Israel is reportedly developing a biological weapon that would harm Arabs while leaving Jews unaffected, according to a report in London's Sunday Times.

The report, citing Israeli military and western intelligence sources, says that scientists are trying to identify distinctive genes carried by Arabs to create a genetically modified bacterium or virus.
The "ethno-bomb" is reportedly Israel's response to the threat that Iraq may be just weeks away from completing its own biological weapons.
The "ethno-bomb" program is based at Israel's Nes Tziyona research facility. Scientists are trying to use viruses and bacteria to alter DNA inside living cells and attack only those cells bearing Arabic genes.
The task is very complex because both Arabs and Jews are Semitic peoples. But according to the report, the Israelis have succeeded in isolating particular characteristics of certain Arabs, "particularly the Iraqi people."
Dedi Zucker, a member of the Israeli parliament, denounced the research in the Sunday Times. "Morally, based on our history, and our tradition and our experience, such a weapon is monstrous and should be denied."
Last month, Foreign Report claimed that Israel was following in the ignominious footsteps of apartheid-era research, in their supposed efforts to develop an "ethnic bullet." 
History Of Ethnic BioWeapons:
Usage of natural disease as a weapon in conflicts has a long history. While in Nepal, its rulers maintained a malaria-infected Terai forest as natural barrier against invader from Ganges plains.
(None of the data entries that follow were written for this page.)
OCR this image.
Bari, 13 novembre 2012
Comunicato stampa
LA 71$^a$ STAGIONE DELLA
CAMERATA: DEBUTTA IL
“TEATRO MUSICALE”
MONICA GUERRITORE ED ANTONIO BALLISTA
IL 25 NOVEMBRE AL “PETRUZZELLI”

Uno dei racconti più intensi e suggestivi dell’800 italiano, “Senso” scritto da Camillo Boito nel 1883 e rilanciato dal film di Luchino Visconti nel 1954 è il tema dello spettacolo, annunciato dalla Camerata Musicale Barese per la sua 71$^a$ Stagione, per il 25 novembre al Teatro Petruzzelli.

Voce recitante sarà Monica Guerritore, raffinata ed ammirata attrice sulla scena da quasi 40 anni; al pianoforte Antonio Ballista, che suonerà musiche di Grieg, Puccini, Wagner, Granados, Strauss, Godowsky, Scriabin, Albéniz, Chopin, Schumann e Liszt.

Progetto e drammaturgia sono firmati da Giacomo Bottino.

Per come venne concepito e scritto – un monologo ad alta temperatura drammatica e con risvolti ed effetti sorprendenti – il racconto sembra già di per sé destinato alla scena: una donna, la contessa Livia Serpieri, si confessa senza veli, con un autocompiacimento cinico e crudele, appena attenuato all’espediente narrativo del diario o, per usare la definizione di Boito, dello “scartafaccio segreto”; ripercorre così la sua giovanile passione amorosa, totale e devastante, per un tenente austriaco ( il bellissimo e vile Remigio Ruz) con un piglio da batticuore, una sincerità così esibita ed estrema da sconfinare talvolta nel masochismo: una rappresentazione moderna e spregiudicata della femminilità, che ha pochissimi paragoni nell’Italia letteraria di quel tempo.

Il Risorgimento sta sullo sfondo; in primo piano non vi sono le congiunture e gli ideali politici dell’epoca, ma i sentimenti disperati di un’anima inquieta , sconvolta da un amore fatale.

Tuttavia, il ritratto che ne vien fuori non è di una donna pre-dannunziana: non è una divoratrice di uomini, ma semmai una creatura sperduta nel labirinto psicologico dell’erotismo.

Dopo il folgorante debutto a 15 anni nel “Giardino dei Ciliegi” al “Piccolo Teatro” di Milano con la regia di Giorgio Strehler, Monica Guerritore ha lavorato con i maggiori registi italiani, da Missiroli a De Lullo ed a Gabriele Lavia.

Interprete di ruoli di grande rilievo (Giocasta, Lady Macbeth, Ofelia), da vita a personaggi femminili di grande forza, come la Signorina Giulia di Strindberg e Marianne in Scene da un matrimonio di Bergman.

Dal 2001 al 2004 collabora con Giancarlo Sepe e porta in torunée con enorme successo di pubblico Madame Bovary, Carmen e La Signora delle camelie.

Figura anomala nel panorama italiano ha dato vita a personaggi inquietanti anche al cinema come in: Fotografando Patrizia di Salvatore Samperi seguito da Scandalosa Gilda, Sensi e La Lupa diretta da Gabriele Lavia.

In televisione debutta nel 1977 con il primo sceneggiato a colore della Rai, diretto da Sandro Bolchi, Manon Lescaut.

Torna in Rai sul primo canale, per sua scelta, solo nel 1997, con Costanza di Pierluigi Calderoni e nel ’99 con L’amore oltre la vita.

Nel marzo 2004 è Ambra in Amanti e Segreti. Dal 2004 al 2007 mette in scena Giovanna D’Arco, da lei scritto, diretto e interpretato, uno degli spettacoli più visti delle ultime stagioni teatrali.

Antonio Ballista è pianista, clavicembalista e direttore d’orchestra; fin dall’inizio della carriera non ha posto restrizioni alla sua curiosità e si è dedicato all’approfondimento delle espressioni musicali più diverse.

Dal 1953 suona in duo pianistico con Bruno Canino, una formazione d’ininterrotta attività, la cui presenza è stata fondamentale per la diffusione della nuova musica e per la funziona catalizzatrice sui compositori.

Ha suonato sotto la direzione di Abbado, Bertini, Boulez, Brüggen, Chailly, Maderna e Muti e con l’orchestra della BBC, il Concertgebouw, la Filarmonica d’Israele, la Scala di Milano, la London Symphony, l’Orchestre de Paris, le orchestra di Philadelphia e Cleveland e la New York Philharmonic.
Natives of Terai have natural resistance of malaria, while the invaders didn't.

One of the first modern fictional discussions of ethnic weapons is in Robert A. Heinlein's 1942 novel Sixth Column (republished as The Day After Tomorrow) in which a race-specific radiationweapon is used against a so-called "Pan-Asian" invader.

Genetic Weapons:

In 1997, U.S. Secretary of Defense William Cohen referred to the concept as a possible risk. In 1998 some biological weapon experts considered such a "genetic weapon" a plausible possibility, and believed the former Soviet Union had undertaken some research on the influence of various substances on human genes.

The possibility of a "genetic bomb" is presented in Vincent Sarich's and Frank Miele's book, Race: The Reality of Human Differences, published in 2004. The authors believe that information from the Human Genome Project will be used in just such a manner.

In 2004, The Guardian reported that the British Medical Association (BMA) considered bioweapons designed to target certain ethnic groups as a possibility, and highlighted problems that advances in science for such things as "treatment to Alzheimer's and other debilitating diseases" could also be used for malign purposes.
In 2005 the official view of the International Committee of the Red Cross was "The potential to target a particular ethnic group with a biological agent is probably not far off. 
These scenarios are not the product of the ICRC's imagination but have either occurred or been identified by countless independent and governmental experts."

In 2012, The Atlantic wrote that a specific virus that targets individuals with a specific DNA sequence is within possibility in the near future. The magazine put forward a hypothetical scenario of a virus which caused mild flu to the general population but deadly symptoms to the President of the United States. They cite advances in personalized gene therapy as evidence.